Historically, patients diagnosed with HER2-mutant advanced lung cancer faced a poor prognosis, with median survival often measured in months, not years. Zongertinib is a highly selective, irreversible tyrosine kinase inhibitor (TKI) designed specifically to shut down the aberrant HER2 signaling pathway. Its precision allows it to target the cancer-driving mutation while largely sparing the related EGFR protein, a mechanism that helps mitigate some of the severe side effects, like rash and diarrhea, that have plagued earlier generations of less-selective TKIs. The Beamion LUNG-1 trial reported that treatment-related adverse events were predominantly low-grade, with only 9% of patients needing to discontinue the therapy due to side effects.

Navigating the Fast Track to Patients

The strong clinical data has already paved an accelerated path for HERNEXEOS to reach patients in need. Recognizing the drug’s potential to address a critical unmet need, the U.S. Food and Drug Administration (FDA) recently granted it accelerated approval for the first-line treatment of adult patients with unresectable or metastatic NSCLC harboring specific HER2 mutations. This followed a prior accelerated approval for its use in patients who had already received other treatments.

This rapid regulatory pathway was supported by the FDA's Breakthrough Therapy Designation, which is reserved for drugs that demonstrate substantial improvement over available therapies for serious conditions. The accelerated approval is based on the response rate and duration of response seen in the trial. As is standard for this pathway, continued approval is contingent upon the results of a larger, confirmatory trial.

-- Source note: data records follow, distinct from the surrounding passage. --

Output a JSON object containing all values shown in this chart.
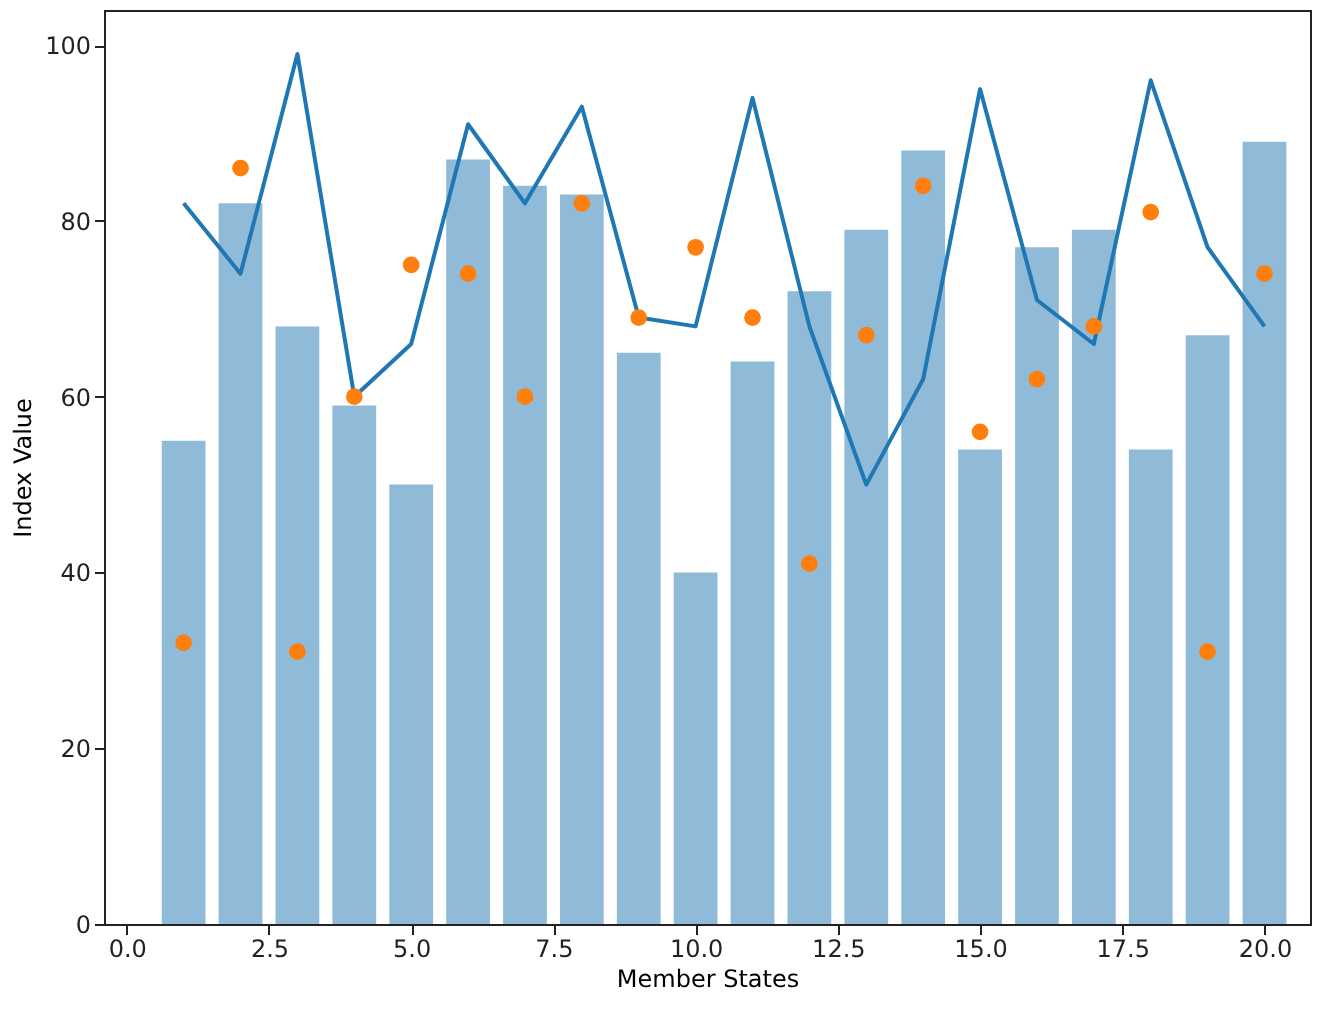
{
  "chart_data": {
    "type": "bar",
    "xlabel": "Member States",
    "ylabel": "Index Value",
    "x": [
      1,
      2,
      3,
      4,
      5,
      6,
      7,
      8,
      9,
      10,
      11,
      12,
      13,
      14,
      15,
      16,
      17,
      18,
      19,
      20
    ],
    "series": [
      {
        "color": "#8fbbd9",
        "values": [
          55,
          82,
          68,
          59,
          50,
          87,
          84,
          83,
          65,
          40,
          64,
          72,
          79,
          88,
          54,
          77,
          79,
          54,
          67,
          89
        ]
      },
      {
        "type": "line",
        "color": "#1f77b4",
        "line_style": "solid",
        "values": [
          82,
          74,
          99,
          60,
          66,
          91,
          82,
          93,
          69,
          68,
          94,
          68,
          50,
          62,
          95,
          71,
          66,
          96,
          77,
          68
        ]
      },
      {
        "type": "scatter",
        "color": "#ff7f0e",
        "marker": "circle",
        "values": [
          32,
          86,
          31,
          60,
          75,
          74,
          60,
          82,
          69,
          77,
          69,
          41,
          67,
          84,
          56,
          62,
          68,
          81,
          31,
          74
        ]
      }
    ],
    "xlim": [
      -0.4,
      20.8
    ],
    "ylim": [
      0,
      104
    ],
    "xticks": [
      {
        "value": 0,
        "label": "0.0"
      },
      {
        "value": 2.5,
        "label": "2.5"
      },
      {
        "value": 5,
        "label": "5.0"
      },
      {
        "value": 7.5,
        "label": "7.5"
      },
      {
        "value": 10,
        "label": "10.0"
      },
      {
        "value": 12.5,
        "label": "12.5"
      },
      {
        "value": 15,
        "label": "15.0"
      },
      {
        "value": 17.5,
        "label": "17.5"
      },
      {
        "value": 20,
        "label": "20.0"
      }
    ],
    "yticks": [
      0,
      20,
      40,
      60,
      80,
      100
    ],
    "grid": false
  }
}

That confirmatory study, a Phase III trial named Beamion LUNG-2, is currently enrolling patients. It will formally evaluate zongertinib against the standard of care in the first-line setting and is essential for converting the accelerated approval into a full, permanent one. Boehringer Ingelheim is also investigating the drug in earlier stages of the disease with the Beamion LUNG-3 trial, which will assess its potential as a therapy after surgery to prevent cancer recurrence.

Reshaping the Treatment Landscape

Zongertinib's emergence as a first-line therapy fundamentally reshapes the treatment strategy for HER2-mutant NSCLC. Until now, the only other HER2-targeted therapy approved for this cancer was an antibody-drug conjugate, trastuzumab deruxtecan, which is indicated for patients whose cancer has progressed after a prior line of therapy. While effective, it is an intravenous treatment with its own set of significant toxicities.

With HERNEXEOS, clinicians now have a potent, targeted, once-daily oral pill they can offer patients from the moment of their advanced diagnosis. The convenience of an oral medication, combined with a manageable safety profile and robust efficacy, represents a major step forward in improving not only survival but also the quality of life for those living with this disease. The publication of this data in the NEJM solidifies the scientific foundation for this new approach and establishes zongertinib as a pivotal agent in the personalized treatment of lung cancer. With the confirmatory Beamion LUNG-2 trial now underway, the oncology community is watching closely as this promising therapy works to secure its role as a definitive standard of care for this challenging disease.